Analysis: The Wrong Way to Figure Out If the NSA Is Abusing Its Power

Simply comparing the number of queries to the number of rules violations doesn't really tell us very much.

Commentators as diverse as Ben WittesKevin Drum and Jennifer Rubin have tried to understand NSA rules violations in recent days in part by attempting to compare the number of violations to the overall number of queries, as if the percentage of errors is a useful metric to use.

The NSA itself is encouraging the same analytic framework:

In a conference call with reporters Friday, NSA Compliance Director John DeLong repeatedly said that the agency takes compliance seriously and that the audit's existence proved that. "People need to understand there's no willful violations here," he said.
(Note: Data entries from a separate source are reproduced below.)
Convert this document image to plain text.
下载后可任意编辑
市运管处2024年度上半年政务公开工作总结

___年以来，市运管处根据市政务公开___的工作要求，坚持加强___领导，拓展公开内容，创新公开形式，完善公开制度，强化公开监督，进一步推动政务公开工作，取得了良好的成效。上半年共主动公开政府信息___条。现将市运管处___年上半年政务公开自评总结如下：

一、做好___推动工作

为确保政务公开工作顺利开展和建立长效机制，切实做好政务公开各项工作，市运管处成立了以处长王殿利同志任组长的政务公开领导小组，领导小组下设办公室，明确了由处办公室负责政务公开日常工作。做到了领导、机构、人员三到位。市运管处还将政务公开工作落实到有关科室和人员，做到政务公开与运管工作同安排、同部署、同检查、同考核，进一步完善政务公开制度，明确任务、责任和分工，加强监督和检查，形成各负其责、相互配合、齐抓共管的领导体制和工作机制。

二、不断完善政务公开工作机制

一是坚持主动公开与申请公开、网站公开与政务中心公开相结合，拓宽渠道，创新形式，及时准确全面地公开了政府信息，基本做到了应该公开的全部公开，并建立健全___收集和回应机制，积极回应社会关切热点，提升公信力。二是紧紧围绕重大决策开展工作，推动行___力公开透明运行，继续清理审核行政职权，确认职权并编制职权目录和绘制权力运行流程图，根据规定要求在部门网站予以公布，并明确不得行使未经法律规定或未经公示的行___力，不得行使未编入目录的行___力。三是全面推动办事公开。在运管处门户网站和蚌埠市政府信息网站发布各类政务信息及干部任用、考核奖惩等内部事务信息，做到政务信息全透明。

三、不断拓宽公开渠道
The mistakes are in the "parts-per-million or parts-per-billion range," he said. "We really do look for them, detect them and correct them."

Added DeLong: "No one at NSA, not me or anyone else, thinks they are okay."

When pressed, he said there have been willful violations, but the number is "minuscule . . . a couple over the past decade."

He also said the agency makes 20 million queries a month of its databases.

For purposes of this article, let's set aside the incompleteness of the recent report on NSA rule-breaking, and the certainty that there are many more incidents of rule-breaking that we know nothing about. Let's also assume, for the sake of argument, that the NSA has yet to commit any "abuses," and discuss their surveillance generally, rather than just the phone dragnet. 

What I want to focus on is the strangeness of comparing the number of NSA queries to number of violations -- as if a low percentage of violations is enough to reassure us about NSA behavior.

According to the Washington Post, some NSA violations involve individuals whose cell phones are were surveilled legally when they were overseas, but who enter the U.S. without the NSA realizing it. There is information we don't have about these violations, and it's easy to sometimes misunderstand the complicated, fragmentary information that we do have, but as best I can tell, one "violation" in this case would seem to mean that a single individual was affected.